I was also amazed at how quickly I was able to code field validation rules and database lookups with a point-and-click wizard. A lot of the standard error checks, such as checking for duplicates and null values, can be assigned simply by selecting them. All in all, very little coding appears to be involved in building Alpha Five projects, even less—if you can believe it—than with Access. Apparently, that’s exactly as Alpha Software intended it.
As a security-conscious programmer, I was relieved to find that the Alpha Five environment includes some basic security mechanisms. The framework includes encryption, although I was unable to measure the encryption strength or algorithm for this review. Users can be assigned to groups, and groups can be granted permissions at the table level. While I was glad that Alpha Software includes these basic mechanisms, I was disappointed that Alpha Five doesn’t include auditing, a basic Trusted Computing Base requirement. However, it does seem that an auditing system could be coded with Alpha Five’s scripting language, Xbasic. While Alpha Five provides a security framework, it’s not a complete one—rather just a good start.
I was a little surprised and disappointed with the amount of information Alpha Five wants to store in the registry. Instead of creating index files, Alpha Five puts index information in my registry, for reasons that I don’t quite understand. I was surprised to see the 35 subkeys that Alpha Software packed under the HKEY_CURRENT_USER\Software\AlphaSoftware\Alpha5 key on my testing machine.
Maybe I’m a bit of a Luddite, but another aspect of Alpha Five that I didn’t like was the requirement for a proprietary runtime component. Alpha Five applications need either the language or the runtime components installed on the client before they’ll operate. Understandably, these runtime components aren't included with the free evaluation version, so I could only speculate how the system would work on a nondevelopment client. Running on my development box, my freelancer application seemed to run slowly, and I have a sneaking suspicion that performance will also be a bit on the slow side on a client equipped with the runtime module.

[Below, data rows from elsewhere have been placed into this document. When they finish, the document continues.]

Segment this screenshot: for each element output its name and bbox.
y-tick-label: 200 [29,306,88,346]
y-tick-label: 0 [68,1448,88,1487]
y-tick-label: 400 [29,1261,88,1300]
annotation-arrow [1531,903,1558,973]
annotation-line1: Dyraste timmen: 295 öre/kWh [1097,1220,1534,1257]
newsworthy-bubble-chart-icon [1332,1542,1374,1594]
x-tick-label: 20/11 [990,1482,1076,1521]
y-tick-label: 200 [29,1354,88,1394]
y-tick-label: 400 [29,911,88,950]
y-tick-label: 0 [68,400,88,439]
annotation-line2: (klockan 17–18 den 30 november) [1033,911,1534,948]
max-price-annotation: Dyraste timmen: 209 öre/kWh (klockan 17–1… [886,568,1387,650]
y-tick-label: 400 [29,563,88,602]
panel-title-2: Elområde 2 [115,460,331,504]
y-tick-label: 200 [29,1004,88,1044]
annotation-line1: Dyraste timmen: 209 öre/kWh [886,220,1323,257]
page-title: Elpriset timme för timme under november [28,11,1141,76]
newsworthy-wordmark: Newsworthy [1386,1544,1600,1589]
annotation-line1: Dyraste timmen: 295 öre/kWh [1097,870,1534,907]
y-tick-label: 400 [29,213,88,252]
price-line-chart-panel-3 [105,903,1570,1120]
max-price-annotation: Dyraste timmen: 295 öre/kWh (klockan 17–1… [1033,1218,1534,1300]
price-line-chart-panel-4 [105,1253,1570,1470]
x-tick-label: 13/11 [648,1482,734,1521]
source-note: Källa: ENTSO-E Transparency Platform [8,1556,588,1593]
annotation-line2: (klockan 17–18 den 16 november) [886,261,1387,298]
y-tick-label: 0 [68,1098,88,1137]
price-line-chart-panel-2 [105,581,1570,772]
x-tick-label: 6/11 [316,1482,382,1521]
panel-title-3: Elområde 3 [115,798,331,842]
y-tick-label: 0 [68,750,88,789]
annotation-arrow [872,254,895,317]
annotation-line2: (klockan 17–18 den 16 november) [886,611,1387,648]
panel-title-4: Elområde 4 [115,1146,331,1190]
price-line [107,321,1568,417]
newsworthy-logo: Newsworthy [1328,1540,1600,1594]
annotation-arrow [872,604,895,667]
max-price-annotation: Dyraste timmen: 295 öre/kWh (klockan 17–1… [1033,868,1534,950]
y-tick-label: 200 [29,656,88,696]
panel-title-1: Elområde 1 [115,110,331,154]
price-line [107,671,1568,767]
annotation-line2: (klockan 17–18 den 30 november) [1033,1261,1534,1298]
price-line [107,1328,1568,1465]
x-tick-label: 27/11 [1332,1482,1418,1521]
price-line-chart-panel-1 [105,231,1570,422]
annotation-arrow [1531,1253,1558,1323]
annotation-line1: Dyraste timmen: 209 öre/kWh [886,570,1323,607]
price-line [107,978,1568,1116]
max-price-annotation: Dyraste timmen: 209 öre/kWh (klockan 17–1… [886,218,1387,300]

Alpha Five’s main advantage is the speed and ease with which functionality-rich prototypes can be built. The tradeoff for this development speed is performance. In the end, Alpha Five is a fun tool to use and compares favorably with Microsoft Access—especially in terms of functionality and the volume of code required to make a functioning application. While I’ve not been transformed overnight into a die-hard Alpha Five fan, I am convinced that is a valuable prototyping tool and a worthy rival for MS Access.